Pengabaian tampaknya semakin
menjadi sebuah kelaziman. Tak peduli bahwa hal itu akan mengarahkan pada
ketidakpahaman-ketidakpahaman, manusia melaju hidup tanpa mau memikirkan bahwa
segala sesuatu yang ada di Semesta ini saling berkaitan. Masa datang bahkan menjadi
terlalu transparan hanya akan dipenuhi penyesalan yang disandingkan dengan
kesedihan karena yang singgah dan berkehidupan terus semakin tak acuh pada keadaan.
Bandung dalam
perkembangannya adalah contoh nyata dari pengabaian berkepanjangan. Sangat
terlihat bagaimana kebutuhan mewajahkan modernitas telah mematikan kepedulian
bahkan untuk sekadar mengenali sosok sebenarnya dari kawasan tersebut.

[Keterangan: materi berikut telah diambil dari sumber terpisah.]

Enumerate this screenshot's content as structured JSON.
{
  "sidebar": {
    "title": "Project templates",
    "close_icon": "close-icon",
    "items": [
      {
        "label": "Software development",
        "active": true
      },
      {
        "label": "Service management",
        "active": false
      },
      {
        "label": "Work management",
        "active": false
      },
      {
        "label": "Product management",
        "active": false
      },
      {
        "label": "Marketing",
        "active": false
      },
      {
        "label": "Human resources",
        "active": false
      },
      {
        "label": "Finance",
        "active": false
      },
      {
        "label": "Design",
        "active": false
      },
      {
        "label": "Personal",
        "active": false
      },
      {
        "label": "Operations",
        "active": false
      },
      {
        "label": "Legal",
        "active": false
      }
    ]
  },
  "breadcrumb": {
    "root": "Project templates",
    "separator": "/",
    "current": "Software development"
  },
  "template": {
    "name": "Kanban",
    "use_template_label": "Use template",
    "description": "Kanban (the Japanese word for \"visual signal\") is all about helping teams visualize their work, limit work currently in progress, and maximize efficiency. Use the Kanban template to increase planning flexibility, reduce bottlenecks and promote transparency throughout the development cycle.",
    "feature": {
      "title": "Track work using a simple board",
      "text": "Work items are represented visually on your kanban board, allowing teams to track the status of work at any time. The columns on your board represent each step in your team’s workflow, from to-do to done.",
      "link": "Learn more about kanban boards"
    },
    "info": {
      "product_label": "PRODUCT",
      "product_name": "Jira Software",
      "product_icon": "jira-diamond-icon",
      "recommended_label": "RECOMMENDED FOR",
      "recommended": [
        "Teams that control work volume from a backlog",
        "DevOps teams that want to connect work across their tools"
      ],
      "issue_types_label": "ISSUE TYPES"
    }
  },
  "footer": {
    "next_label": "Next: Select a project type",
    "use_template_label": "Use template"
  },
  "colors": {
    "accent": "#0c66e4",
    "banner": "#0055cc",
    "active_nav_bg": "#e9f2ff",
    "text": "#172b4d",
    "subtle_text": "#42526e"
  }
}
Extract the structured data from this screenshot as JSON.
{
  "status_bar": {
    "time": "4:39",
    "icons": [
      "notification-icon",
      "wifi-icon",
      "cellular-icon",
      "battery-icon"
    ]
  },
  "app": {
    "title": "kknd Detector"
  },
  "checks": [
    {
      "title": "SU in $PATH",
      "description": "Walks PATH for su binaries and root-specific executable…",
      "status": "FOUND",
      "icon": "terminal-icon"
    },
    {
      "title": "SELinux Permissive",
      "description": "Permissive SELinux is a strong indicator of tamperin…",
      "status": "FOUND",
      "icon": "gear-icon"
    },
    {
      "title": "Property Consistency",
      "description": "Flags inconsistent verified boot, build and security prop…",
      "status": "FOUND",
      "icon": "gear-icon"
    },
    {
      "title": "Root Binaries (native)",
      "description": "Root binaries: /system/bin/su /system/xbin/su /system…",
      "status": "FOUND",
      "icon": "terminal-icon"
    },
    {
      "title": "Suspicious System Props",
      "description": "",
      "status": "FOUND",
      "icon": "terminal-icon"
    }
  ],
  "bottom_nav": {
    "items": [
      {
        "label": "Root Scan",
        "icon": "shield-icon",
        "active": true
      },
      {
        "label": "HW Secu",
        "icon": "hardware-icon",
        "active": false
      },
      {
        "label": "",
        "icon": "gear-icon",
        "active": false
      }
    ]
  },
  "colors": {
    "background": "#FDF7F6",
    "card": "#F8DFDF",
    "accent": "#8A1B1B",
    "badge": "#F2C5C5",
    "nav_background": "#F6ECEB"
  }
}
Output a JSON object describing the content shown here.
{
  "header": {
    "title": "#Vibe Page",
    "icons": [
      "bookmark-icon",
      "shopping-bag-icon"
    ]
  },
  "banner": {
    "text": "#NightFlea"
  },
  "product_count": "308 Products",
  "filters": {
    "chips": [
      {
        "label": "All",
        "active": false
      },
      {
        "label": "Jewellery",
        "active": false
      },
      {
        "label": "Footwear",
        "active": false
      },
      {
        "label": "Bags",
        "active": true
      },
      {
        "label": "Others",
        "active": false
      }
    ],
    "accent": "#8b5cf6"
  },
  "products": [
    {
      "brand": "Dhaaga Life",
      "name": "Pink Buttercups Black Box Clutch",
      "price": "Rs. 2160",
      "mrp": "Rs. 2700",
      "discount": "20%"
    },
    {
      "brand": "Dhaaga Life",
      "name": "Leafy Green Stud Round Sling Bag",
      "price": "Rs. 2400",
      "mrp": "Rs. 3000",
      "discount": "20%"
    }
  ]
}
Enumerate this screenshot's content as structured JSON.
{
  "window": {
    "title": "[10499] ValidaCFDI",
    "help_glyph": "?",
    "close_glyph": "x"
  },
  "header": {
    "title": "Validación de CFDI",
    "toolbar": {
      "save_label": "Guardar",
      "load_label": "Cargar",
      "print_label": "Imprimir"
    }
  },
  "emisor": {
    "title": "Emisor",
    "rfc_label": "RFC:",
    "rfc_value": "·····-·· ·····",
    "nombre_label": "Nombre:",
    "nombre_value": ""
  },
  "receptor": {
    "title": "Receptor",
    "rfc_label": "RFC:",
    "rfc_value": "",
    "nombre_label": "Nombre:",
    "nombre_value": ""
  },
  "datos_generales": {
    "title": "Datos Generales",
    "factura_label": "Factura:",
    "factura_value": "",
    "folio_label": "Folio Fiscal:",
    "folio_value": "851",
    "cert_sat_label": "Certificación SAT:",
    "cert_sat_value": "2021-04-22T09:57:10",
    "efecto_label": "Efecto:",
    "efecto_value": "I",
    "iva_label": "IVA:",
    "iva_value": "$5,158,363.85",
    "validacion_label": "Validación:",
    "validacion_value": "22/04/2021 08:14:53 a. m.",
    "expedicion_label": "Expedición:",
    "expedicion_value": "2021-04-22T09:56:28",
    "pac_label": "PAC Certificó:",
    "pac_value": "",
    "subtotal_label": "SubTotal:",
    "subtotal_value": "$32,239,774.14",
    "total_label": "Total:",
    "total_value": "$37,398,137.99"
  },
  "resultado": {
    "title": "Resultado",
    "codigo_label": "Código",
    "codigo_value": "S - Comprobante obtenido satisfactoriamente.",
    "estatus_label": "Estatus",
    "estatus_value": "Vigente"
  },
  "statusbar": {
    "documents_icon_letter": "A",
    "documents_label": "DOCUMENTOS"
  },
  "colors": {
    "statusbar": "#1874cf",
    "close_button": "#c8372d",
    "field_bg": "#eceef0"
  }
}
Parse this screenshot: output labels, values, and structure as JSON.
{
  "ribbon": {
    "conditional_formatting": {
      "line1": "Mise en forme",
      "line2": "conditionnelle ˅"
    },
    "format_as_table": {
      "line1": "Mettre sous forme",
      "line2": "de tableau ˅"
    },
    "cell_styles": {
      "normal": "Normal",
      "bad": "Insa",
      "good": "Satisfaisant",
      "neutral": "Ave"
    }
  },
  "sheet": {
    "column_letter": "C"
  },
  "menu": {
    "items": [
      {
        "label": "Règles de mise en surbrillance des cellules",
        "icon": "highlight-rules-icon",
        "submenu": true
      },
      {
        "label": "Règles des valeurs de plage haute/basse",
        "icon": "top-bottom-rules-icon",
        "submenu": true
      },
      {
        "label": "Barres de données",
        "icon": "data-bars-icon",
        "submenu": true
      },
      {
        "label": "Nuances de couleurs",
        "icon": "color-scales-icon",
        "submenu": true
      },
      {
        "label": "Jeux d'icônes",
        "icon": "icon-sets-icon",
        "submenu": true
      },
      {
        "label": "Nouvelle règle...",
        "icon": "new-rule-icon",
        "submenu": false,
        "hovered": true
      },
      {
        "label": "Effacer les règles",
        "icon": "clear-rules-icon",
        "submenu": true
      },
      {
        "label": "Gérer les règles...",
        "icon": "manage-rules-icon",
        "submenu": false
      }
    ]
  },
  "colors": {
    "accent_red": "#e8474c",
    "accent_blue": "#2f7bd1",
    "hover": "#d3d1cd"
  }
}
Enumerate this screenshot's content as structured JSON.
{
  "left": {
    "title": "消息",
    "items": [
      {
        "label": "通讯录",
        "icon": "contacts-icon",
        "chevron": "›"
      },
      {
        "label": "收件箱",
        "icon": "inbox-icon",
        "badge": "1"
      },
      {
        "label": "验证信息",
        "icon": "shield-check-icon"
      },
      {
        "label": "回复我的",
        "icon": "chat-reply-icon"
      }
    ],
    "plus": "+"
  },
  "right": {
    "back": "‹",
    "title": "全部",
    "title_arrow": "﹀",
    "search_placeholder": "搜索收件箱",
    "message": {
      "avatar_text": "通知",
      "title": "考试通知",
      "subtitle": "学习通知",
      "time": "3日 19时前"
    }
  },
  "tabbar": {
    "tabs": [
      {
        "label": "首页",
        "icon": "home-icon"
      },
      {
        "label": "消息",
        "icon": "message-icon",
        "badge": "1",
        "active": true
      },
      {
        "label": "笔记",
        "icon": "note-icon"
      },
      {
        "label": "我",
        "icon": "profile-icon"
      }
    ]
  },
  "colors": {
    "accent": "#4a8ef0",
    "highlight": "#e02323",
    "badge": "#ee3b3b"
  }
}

Ketidakpahaman mengakibatkan Bandung diperlakukan tidak tepat sehingga
mengancamnya untuk terus tersudut semakin jauh dari kondisi nyaman.
Lihat saja: tata kota yang berantakan, saluran air yang tak begitu mampu meminimalisir dampak banjir cileuncang, masalah tak berkesudahan tak jauh dari sisian Ci Tarum di Bandung Selatan, semakin jelasnya warna polusi yang melingkupi hingga langit pun semakin buram, hujan es bukan lagi suatu keanehan, persediaan air tanah yang mencemaskan karena akan segera punahnya gunung-gunung kapur berharga akibat penambangan juga ketiadaan hutan-hutan.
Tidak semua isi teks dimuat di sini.